GoM for composition scheme tax cut
- The Group of Ministers set up to make the GST composition scheme more attractive on Sunday suggested lowering tax rates for manufacturers and restaurants under the plan to 1%.At present, while manufacturers pay GST at 2%, the rate for restaurants is 5%. Traders currently pay 1%.
- The GoM, headed by Assam Finance Minister Himanta Biswa Sarma, has also suggested doing away with the tax rate distinction between AC and non-AC restaurants (those that are not covered under the composition scheme) and tax them at 12%.Currently, GST is levied at 12% on non-AC restaurants, while it is 18% for air-conditioned ones.
- It also suggested that hotels which have a room tariff of more than Rs. 7,500 should attract 18%, down from the current 28%. The composition scheme is open to manufacturers, restaurants and traders whose turnover does not exceed Rs. 1 crore. This threshold was earlier Rs. 75 lakh and the GST Council earlier this month raised it to Rs. 1 crore from October 1.
- With regard to traders, the GoM suggested a two-pronged approach for taxation under the scheme.
- For the year ending March 2018, the government had budgeted Rs. 9.68 trillion collection from customs and GST. However, the official of the Central Board of Excise and Customs (CBEC) made it clear that there was no plan to revise the revenue collection target for the year.
A court to fix all investor-state rows?
- Embroiled in 22 arbitration proceedings against it in disputes with prominent global investors, including Vodafone and Cairn Energy, India has cautiously welcomed a proposal to establish a ‘World Investment Court’ (WIC).
- The World Court, a plan pushed mainly by the European Union (EU), is to be a “permanent, independent, legitimate, accountable, consistent and effective” global body framework with a mechanism for appeal as well, to resolve the current and future investor-State disputes including the ones that India is/could be involved in.
- The matter is coming up for discussion next month at the United Nations Commission on International Trade Law (Uncitral), of which India is a member along with 59 other nations representing ‘various geographic regions and the principal economic and legal systems of the world’. The Uncitral works on the ‘modernisation and harmonisation’ of international business rules.
- Currently, such disputes are being dealt with by the Investor-State Dispute Settlement (ISDS) regime, but with varying provisions in more than 3,300 International Investment Agreements (IIA) — including Bilateral Investment Treaties (BIT) and Treaties with Investment Provisions (TIPs). India had inked 83 BITs, and is a party to 13 TIPs.
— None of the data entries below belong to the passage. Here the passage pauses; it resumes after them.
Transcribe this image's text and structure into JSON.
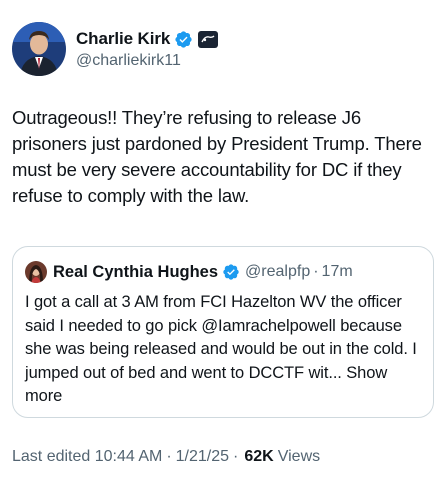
{
  "author": {
    "display_name": "Charlie Kirk",
    "handle": "@charliekirk11",
    "verified_color": "#1d9bf0",
    "avatar_icon": "profile-photo"
  },
  "tweet": {
    "text": "Outrageous!! They’re refusing to release J6 prisoners just pardoned by President Trump. There must be very severe accountability for DC if they refuse to comply with the law."
  },
  "quote": {
    "display_name": "Real Cynthia Hughes",
    "handle": "@realpfp",
    "separator": "·",
    "time": "17m",
    "text": "I got a call at 3 AM from FCI Hazelton WV the officer said I needed to go pick @Iamrachelpowell because she was being released and would be out in the cold. I jumped out of bed and went to DCCTF wit...",
    "show_more": "Show more"
  },
  "meta": {
    "edited_label": "Last edited 10:44 AM",
    "sep1": "·",
    "date": "1/21/25",
    "sep2": "·",
    "views_count": "62K",
    "views_label": "Views"
  }
}
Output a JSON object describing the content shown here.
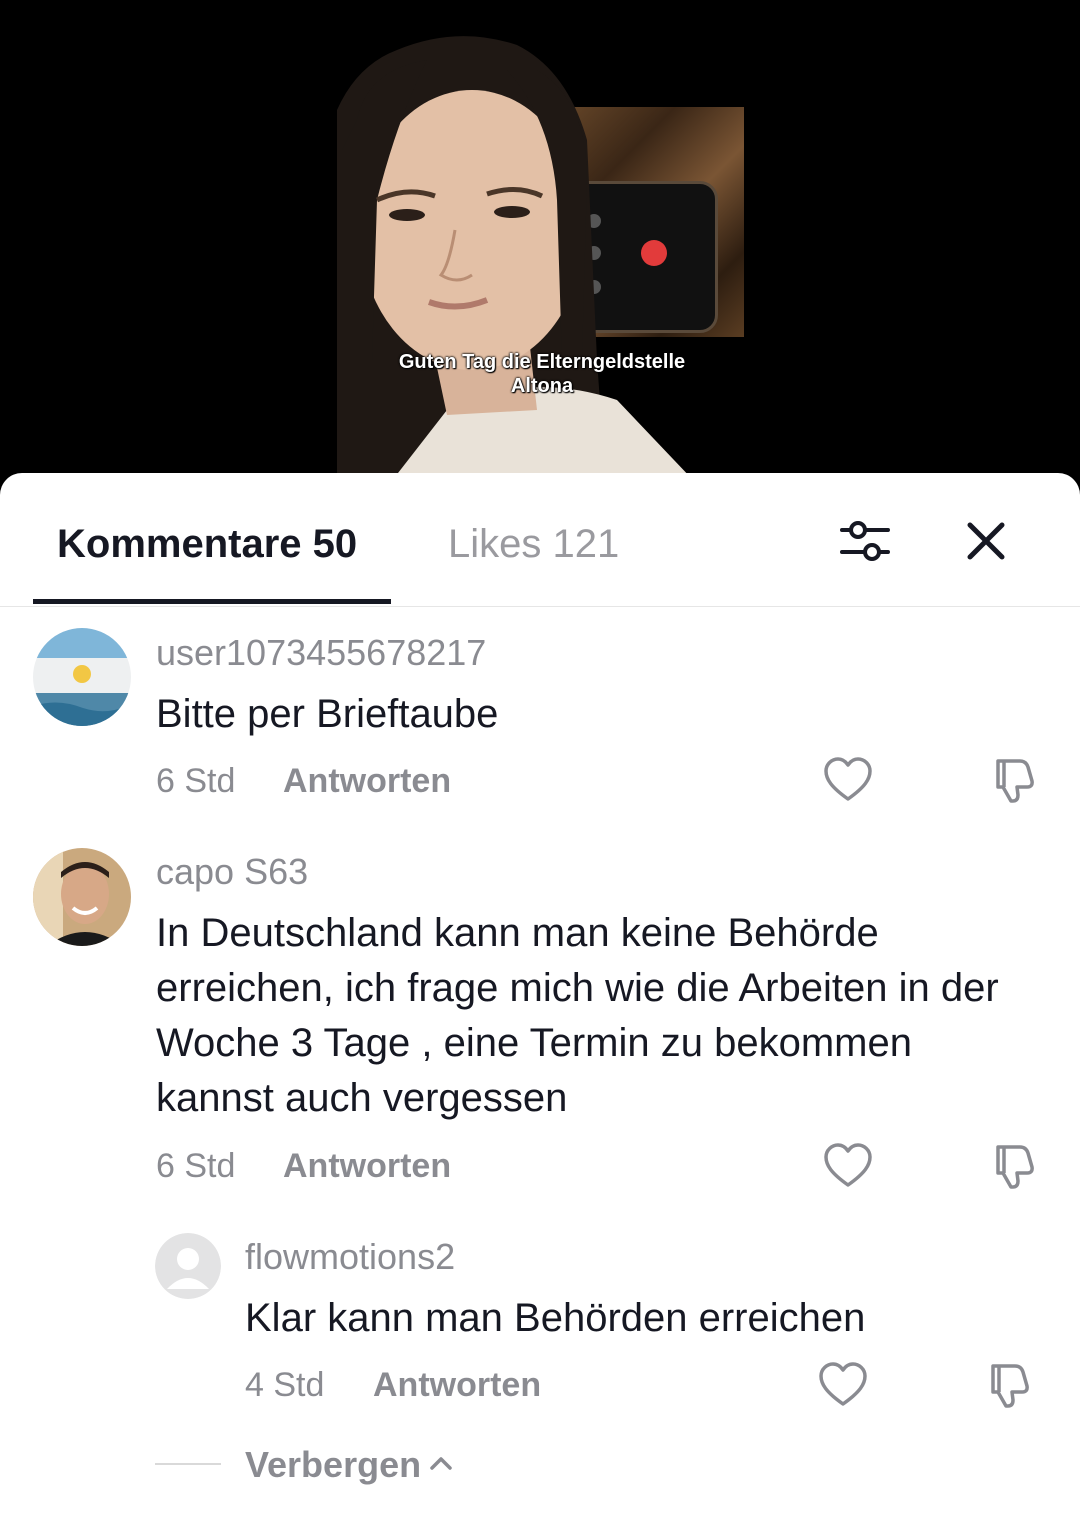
{
  "video": {
    "caption_line1": "Guten Tag die Elterngeldstelle",
    "caption_line2": "Altona"
  },
  "tabs": {
    "comments_label": "Kommentare 50",
    "likes_label": "Likes 121",
    "active": "comments"
  },
  "icons": {
    "filter": "sliders-icon",
    "close": "close-icon",
    "like": "heart-outline-icon",
    "dislike": "thumbs-down-icon",
    "chevron": "chevron-up-icon"
  },
  "comments": [
    {
      "username": "user1073455678217",
      "text": "Bitte per Brieftaube",
      "time": "6 Std",
      "reply_label": "Antworten"
    },
    {
      "username": "capo S63",
      "text": "In Deutschland kann man keine Behörde erreichen, ich frage mich wie die Arbeiten in der Woche 3 Tage , eine Termin zu bekommen kannst auch vergessen",
      "time": "6 Std",
      "reply_label": "Antworten"
    }
  ],
  "replies": [
    {
      "username": "flowmotions2",
      "text": "Klar kann man Behörden erreichen",
      "time": "4 Std",
      "reply_label": "Antworten"
    }
  ],
  "hide_label": "Verbergen",
  "colors": {
    "primary_text": "#161823",
    "secondary_text": "#8a8b91",
    "end_call": "#e23b3b"
  }
}
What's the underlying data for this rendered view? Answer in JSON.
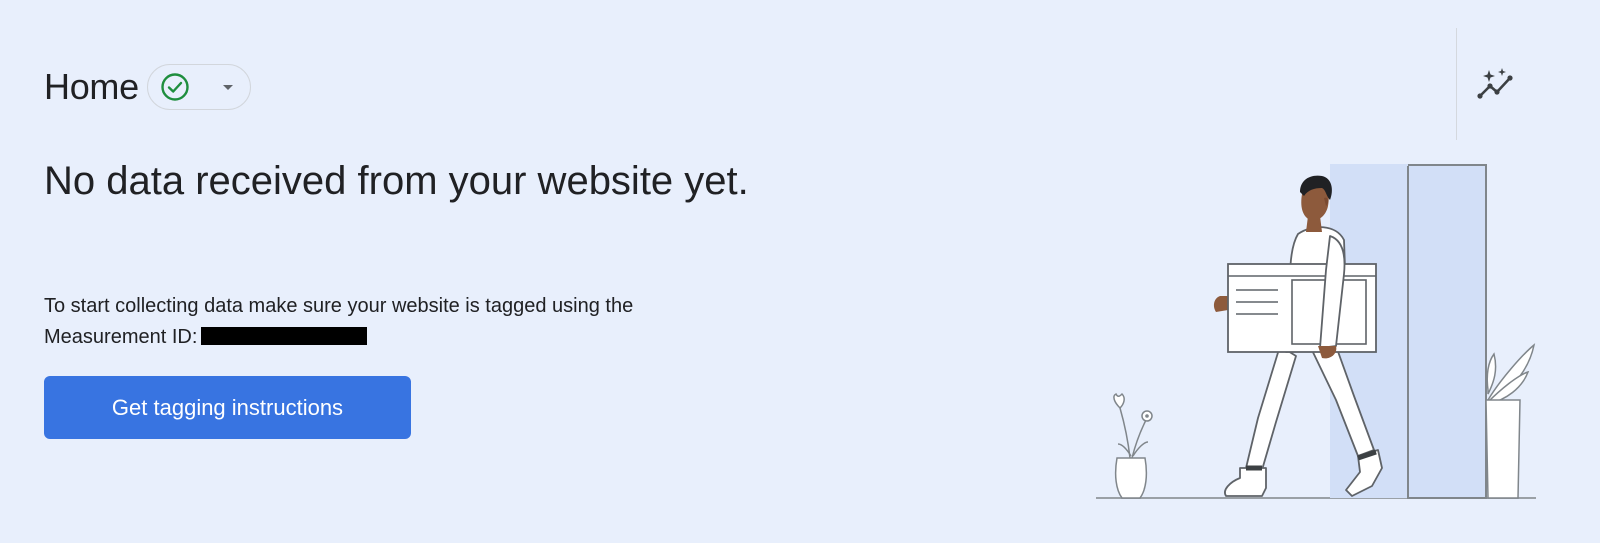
{
  "header": {
    "title": "Home",
    "status_icon": "check-circle-icon",
    "dropdown_icon": "arrow-drop-down-icon",
    "status_color": "#1e8e3e"
  },
  "toolbar": {
    "insights_icon": "insights-sparkle-icon"
  },
  "main": {
    "headline": "No data received from your website yet.",
    "description_prefix": "To start collecting data make sure your website is tagged using the Measurement ID:",
    "measurement_id_redacted": true,
    "primary_button_label": "Get tagging instructions",
    "primary_button_color": "#3874e1"
  },
  "illustration": {
    "name": "person-carrying-browser-window-illustration"
  }
}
- As per the Uncitral, the ISDS regime was created to enhance confidence in the stability of the investment environment. The regime is used to solve investor-State disputes in a neutral and flexible manner. Uncitral said the ISDS provisions in investment treaties vary, with some providing for ISDS in any dispute arising from the investment concerned, and others restricting ISDS to claims arising from breach of certain treaty provisions, or to claims relating to ‘expropriations’ (or measures including nationalisation).
- Global think-tank OECD said, “Such variation…is likely to both motivate and complicate possible harmonisation of international investment law. It may also affect the apparent consistency of arbitral awards, and increase arbitration costs…” India, in its reply to the Uncitral questionnaire, had also said, “One of the drawbacks of the current landscape of BIT arbitrations is the number of inconsistent or even contradictory awards…”
- The WIC — alternatively called ‘International Tribunal for Investments’ or ‘Multilateral Investment Court’ — is proposed to “replace or supplement” this ISDS arbitration regime in investment treaties.
- According to the EU Trade Commissioner Cecilia Malmström, “This system [ISDS] has operated for more than forty years: and the main beneficiaries are EU investors, who bring over half of the world’s ISDS cases. But ISDS is old-fashioned and it is far from perfect.”